Толкунов помолчал, приглушенно кашлянул и сказал то, что, по-видимому, больше всего тревожило его:
— А если осмеёт?
— Брось, — серьезно возразил Бобренок, — никто не посмеет смеяться над тобой.
— Думаешь?.. — облегченно вздохнул Толкунов, и чувствовалось, что слова майора успокоили его.
Он задал Бобренку еще какой-то вопрос, но майор уже не слышал, точнее, понимал, что Толкунов о чем-то говорит, и даже пытался уяснить смысл его слов, но ответить не мог — спал.
Бобренок проснулся рано, однако Толкунова на кровати не увидел — капитан плескался в ванной, и Бобренок, ожидая своей очереди, сбросил одеяло и растянулся, лежа на спине. Майор, будто всматриваясь внимательно в потолок, не видел ничего, да и не помнил ничего, даже васильковых снов, — думал о дневных заботах, и ощущение тревоги постепенно овладевало им.
Они проспали ночь спокойно, никто не позвонил, значит, ночью рация не выходила в эфир. Это означало: шпионы или не собрали материал для шифровки, или передислоцировались куда-то из города, а может, просто испортился передатчик?
Капитан обул новые, почти не ношенные хромовые сапоги, щелкнул каблуками и полюбовался блестящими голенищами, немного опустил их, чуть сморщив, как делают пижонистые лейтенанты, и потянулся к парадной коверкотовой гимнастерке. Бобренок никогда не видел ее на капитане, однако знал о ее существовании, Толкунов как-то хвалился, что такой нет у самого полковника Карего. И все это, вместе взятое, — выбритость, наодеколоненность, какая-то приподнятость Толкунова — свидетельствовало о неординарности его замыслов.
В передней прозвенел звонок, Толкунов насторожился — не за ними ли? — и выглянул в дверь.
Тревога оказалась напрасной: пришел сосед пани Марии, он жил напротив, офицеры уже познакомились с ним. Мимо капитана прошмыгнула пани Мария, она подала соседу руку, и тот, наклонившись, поцеловал ее.
Толкунов отступил к комнате. Этот поступок соседа не то что озадачил, поразил его. Капитан знал, что некоторым женщинам целуют руки, читал или слыхал об этом, но сам никогда не видел такого и в глубине души считал этот акт не только бессмысленным — противоестественным: руки женщинам целовали помещики и буржуи, ну и пусть себе... Но буржуи уничтожены, да к тому же женщины получили равные с мужчинами права — зачем же целовать им руки?

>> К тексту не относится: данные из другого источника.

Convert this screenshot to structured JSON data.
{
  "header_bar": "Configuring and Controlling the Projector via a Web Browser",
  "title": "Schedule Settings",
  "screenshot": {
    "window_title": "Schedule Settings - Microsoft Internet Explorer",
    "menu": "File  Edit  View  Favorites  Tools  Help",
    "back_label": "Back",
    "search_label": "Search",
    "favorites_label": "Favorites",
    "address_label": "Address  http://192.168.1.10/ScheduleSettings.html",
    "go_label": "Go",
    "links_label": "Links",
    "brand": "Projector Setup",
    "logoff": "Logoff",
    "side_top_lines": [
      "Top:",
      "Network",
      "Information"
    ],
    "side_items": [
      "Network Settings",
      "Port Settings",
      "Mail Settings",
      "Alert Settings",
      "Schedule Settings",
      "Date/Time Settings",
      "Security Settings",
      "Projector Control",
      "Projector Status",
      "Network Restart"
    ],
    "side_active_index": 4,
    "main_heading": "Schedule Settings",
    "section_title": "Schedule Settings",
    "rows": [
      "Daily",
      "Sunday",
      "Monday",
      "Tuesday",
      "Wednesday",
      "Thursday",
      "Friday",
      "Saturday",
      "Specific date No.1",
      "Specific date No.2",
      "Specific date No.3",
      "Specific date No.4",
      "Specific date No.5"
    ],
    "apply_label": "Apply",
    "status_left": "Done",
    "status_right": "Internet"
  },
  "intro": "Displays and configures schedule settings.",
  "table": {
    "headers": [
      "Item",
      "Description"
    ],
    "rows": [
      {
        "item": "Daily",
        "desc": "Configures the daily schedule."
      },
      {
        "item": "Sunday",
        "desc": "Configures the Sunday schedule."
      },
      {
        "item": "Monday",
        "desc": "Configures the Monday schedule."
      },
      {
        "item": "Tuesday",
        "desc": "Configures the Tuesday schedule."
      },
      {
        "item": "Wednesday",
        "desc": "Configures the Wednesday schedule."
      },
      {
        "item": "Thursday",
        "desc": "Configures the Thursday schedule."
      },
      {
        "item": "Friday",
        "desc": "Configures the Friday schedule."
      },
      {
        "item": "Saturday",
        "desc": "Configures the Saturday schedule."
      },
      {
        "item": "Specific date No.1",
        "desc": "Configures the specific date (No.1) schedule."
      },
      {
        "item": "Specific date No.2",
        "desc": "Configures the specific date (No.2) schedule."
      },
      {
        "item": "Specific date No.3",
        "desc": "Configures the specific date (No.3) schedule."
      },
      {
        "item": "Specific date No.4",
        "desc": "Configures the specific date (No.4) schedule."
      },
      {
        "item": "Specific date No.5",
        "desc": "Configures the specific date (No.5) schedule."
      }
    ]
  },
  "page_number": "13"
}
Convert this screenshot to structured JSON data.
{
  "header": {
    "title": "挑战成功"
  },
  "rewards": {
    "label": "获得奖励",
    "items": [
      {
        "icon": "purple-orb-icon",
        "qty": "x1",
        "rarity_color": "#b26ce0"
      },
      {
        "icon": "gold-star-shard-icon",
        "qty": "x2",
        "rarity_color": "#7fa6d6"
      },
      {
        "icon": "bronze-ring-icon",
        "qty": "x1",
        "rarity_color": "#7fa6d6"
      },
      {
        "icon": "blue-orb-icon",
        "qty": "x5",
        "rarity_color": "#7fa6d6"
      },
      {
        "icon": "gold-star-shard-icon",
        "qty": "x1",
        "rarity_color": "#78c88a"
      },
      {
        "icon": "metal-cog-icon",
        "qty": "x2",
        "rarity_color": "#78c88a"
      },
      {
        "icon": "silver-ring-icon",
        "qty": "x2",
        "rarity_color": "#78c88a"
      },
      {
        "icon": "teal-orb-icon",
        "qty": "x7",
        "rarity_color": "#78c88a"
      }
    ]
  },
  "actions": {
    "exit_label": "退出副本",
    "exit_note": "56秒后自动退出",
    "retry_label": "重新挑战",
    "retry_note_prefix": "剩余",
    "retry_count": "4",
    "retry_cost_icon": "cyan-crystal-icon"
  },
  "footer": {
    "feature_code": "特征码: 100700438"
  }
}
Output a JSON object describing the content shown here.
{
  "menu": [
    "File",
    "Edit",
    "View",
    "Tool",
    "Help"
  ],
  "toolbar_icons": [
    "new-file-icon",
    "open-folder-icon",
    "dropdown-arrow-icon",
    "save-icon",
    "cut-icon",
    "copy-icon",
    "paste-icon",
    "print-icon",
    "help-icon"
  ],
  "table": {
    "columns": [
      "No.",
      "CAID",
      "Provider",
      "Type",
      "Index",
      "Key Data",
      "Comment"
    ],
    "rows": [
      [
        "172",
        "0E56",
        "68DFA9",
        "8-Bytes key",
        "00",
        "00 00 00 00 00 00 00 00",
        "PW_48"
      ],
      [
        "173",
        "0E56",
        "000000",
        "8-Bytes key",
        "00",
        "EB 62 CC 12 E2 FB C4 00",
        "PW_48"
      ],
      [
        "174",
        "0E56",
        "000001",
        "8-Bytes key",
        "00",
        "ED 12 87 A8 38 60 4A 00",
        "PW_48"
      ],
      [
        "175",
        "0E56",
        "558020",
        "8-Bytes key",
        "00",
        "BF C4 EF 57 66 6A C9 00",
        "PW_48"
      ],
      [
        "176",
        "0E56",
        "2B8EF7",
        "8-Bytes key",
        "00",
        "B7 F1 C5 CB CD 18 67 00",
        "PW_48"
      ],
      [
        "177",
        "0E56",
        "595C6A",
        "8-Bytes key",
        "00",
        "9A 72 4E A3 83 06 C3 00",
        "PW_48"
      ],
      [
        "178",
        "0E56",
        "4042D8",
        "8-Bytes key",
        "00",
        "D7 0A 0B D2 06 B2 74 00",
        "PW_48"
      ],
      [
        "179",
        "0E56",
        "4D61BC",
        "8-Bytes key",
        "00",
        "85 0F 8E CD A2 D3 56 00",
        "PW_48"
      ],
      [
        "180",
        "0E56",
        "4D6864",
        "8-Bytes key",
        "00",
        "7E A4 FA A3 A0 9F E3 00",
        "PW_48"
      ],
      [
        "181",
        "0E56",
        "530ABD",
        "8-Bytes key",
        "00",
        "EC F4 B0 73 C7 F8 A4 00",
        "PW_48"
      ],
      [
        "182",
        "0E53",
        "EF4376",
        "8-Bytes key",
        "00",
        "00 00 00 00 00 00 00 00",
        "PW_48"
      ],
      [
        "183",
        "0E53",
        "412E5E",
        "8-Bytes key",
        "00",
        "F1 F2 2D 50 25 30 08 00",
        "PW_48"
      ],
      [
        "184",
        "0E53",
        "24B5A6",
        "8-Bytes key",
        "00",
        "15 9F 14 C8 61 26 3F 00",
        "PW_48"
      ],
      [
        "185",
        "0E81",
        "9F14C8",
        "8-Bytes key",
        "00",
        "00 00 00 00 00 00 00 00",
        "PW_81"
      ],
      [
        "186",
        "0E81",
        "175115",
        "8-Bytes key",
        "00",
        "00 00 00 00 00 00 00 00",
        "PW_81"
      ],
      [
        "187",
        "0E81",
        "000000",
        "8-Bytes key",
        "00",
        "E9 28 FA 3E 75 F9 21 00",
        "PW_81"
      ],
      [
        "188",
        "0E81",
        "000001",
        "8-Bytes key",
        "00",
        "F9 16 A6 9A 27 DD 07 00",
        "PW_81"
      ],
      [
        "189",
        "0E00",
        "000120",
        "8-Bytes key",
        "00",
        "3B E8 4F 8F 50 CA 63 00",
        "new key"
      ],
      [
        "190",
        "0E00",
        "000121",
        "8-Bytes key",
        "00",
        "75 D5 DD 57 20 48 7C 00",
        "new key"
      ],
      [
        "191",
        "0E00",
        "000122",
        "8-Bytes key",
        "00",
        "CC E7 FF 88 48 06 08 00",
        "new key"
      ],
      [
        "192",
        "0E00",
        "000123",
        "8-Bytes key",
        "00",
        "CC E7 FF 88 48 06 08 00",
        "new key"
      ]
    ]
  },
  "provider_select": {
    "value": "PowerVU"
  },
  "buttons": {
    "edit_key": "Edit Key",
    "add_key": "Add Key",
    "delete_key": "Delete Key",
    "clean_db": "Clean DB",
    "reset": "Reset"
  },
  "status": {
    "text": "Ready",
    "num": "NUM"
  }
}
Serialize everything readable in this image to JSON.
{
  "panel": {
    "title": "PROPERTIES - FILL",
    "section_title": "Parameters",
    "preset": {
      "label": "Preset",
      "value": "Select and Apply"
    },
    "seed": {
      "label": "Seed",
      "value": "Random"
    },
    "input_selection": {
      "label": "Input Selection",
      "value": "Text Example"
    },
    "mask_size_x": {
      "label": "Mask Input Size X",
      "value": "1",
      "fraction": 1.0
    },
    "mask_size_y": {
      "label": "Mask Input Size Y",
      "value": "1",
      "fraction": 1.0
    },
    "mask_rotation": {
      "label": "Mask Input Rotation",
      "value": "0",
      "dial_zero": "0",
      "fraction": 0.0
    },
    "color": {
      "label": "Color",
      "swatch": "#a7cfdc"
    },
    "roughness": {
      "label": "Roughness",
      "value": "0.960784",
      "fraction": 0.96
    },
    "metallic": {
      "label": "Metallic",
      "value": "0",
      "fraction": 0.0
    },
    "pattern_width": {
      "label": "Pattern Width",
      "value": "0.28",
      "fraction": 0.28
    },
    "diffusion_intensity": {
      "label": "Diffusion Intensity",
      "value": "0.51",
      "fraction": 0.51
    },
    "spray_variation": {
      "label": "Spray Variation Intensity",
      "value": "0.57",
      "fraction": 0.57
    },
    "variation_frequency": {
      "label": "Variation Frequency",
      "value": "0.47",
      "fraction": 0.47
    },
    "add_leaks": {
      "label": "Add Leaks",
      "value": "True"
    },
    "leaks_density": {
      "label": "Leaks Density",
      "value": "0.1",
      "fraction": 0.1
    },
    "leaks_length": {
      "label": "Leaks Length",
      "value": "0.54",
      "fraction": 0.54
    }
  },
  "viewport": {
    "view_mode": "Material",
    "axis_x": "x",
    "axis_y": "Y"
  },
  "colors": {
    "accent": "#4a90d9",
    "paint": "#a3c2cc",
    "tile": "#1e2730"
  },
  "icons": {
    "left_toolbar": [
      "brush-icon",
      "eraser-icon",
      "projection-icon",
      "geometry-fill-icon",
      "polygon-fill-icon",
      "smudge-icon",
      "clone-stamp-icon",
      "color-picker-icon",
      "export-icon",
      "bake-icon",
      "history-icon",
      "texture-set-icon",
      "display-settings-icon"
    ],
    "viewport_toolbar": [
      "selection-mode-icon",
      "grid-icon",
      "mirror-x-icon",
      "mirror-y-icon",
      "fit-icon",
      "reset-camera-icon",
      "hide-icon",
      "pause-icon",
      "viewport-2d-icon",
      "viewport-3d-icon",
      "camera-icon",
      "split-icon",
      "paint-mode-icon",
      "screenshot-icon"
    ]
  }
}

А может, этот сосед из недобитых?
Толкунов пристально взглянул на него. Кажется, нет, и пани Мария говорила, что он работает слесарем на заводе, значит, свой человек, труженик и рабочий класс — к чему же буржуазные привычки? И кому целует руку? Своей соратнице по классу, хоть и называют ее пани Марией, но ведь она обычная работница и завтра пойдет в фабричный цех...
Толкунов хотел бесшумно скрыться в комнате. Увиденное огорчило его, и ему захотелось уединиться, но хозяйка задержала капитана.
— Мой сосед спрашивает, — сказала она, — не хотят ли паны офицеры грибов? Родственники приехали из села и привезли маслят, продают недорого, и можно было бы нажарить.
— Давайте ваши грибы, — ответил Толкунов резковато.
Сосед исчез за дверью, и лишь теперь пани Мария заметила перемены во внешнем облике Толкунова.
— Пан капитан сегодня такой элегантный, — воскликнула одобрительно, — что в пана можно влюбиться!
Вдруг Толкунов начал краснеть. Почувствовал, как сначала побагровела у него шея, потом щеки и даже лоб запылал.